In 21 CFR Part 11, the FDA requires validation of all systems that store or manipulate data that will be part of a regulatory submission. However, the agency provides few hard-and-fast rules on what constitutes acceptable validation. Coming up with a validation plan without outside help can be a painful and inefficient process. Akaza Research facilitates the validation of the OpenClinica electronic data capture software by providing standardized documents that make the process of validating OpenClinica more efficient for our customers. Here’s a summary of what’s involved in validation OpenClinica, or any other computer system used in clinical trials, for that matter.

Because they are unsure what the FDA requires, sponsors tend to look for validation approaches that have been used successfully by others. Common validation practices in the industry are heavily influenced by a framework called GAMP, defined by the International Society of Pharmaceutical Engineers. (GAMP originally stood for Good Automated Manufacturing Processes, but has come to be used outside the realm of manufacturing equipment.)

A typical structure for validation under GAMP is to start with User Requirements Specifications, which drive Functional Specifications, which in turn inform the Design Specifications.  The vendor’s work has to follow the specifications and the vendor’s Systems Development Lifecycle (SDLC).

Appropriate testing must follow test scripts that map back to the requirements. The individual piece of equipment (such as an OpenClinica server) is tested with Installation Qualification (IQ) by the vendor or the customer. This is essentially acceptance testing of the hardware. The next test is Operational Qualification (OQ) of the system, carried out by the vendor or customer. Finally, the customer carries out Performance Qualification (PQ). PQ has to be related to the User Requirements Specifications.

When Akaza implements its OpenClinica Enterprise solution for a customer, we carry out the IQ and OQ testing, and provide the signed test scripts together with a detailed report on the setup and configuration of the software.

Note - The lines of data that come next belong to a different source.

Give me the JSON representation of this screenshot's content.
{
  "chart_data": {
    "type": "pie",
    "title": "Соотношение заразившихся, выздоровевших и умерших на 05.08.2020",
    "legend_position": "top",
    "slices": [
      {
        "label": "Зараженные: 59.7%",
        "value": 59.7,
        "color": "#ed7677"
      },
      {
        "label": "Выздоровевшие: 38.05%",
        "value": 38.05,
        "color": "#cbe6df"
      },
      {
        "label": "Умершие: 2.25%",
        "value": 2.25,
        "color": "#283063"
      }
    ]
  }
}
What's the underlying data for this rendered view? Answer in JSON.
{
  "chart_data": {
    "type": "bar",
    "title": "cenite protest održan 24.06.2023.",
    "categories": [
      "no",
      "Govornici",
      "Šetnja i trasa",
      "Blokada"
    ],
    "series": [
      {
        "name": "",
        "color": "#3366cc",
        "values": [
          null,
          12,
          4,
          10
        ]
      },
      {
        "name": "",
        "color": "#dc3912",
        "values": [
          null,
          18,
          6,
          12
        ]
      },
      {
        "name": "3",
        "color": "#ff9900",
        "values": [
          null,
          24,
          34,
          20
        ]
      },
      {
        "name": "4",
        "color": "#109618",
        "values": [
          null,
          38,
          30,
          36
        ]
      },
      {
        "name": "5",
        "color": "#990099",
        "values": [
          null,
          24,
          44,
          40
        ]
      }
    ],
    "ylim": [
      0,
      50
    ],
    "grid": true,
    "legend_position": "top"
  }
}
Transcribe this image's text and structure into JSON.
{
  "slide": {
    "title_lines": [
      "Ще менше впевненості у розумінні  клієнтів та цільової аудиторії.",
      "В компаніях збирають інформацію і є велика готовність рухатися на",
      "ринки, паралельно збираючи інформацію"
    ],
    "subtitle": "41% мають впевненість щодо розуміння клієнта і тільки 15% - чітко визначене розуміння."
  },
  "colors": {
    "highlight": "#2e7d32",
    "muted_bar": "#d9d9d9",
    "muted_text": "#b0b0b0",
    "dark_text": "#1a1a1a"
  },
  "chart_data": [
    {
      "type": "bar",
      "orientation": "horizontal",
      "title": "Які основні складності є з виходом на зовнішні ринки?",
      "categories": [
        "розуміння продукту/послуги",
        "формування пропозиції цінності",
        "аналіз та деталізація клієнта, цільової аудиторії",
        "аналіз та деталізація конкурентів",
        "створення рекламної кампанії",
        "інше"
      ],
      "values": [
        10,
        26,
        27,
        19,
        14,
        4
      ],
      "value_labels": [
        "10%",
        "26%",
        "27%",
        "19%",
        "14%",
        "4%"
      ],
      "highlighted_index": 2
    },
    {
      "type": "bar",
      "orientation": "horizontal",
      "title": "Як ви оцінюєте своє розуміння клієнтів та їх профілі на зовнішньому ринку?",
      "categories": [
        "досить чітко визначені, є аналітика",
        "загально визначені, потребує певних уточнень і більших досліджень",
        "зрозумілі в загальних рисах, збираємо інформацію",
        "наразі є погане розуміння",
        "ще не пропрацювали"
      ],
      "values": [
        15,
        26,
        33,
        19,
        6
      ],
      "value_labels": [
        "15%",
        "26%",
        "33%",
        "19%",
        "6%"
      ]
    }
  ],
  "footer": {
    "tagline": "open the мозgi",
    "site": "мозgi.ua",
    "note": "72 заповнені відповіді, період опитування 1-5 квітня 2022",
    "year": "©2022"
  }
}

It is generally not practical for the users of off-the-shelf software to produce User Requirements Specifications and the PQ scripts themselves. For this reason, it is common for customers base their specifications and PQ scripts on documents they obtain from the vendor. Akaza’s enterprise validation package includes electronic copies of these documents, as well as a traceability matrix that ties the PQ scripts back to the requirements. The customer can modify them as needed.

The FDA expects the customer to run the PQ tests. You can probably also hire a third party to do this for you. While an experienced user can run through the OpenClinica PQ scripts in two or three days, it is reasonable to expect a novice to spend a week or so on it.

The other principal element of validation is to make sure that the software development process followed a defined SDLC (Systems Development Lifecycle). Akaza’s customers do this by auditing our procedures. At a minimum, they look at our Standard Operating Procedures, and our training records. They look at records of our internal test procedures. In addition they will sometimes look at our software defect tracking systems and source code configuration management systems.

Validation of electronic record keeping systems is a labor intensive process, but is an essential element of any submission to a regulatory body. Software vendors can make the process much more efficient for their customers. At Akaza Research, that’s one of the key things we do for users of OpenClinica to ensure they are compliant with regulations such as 21 CFR Part 11.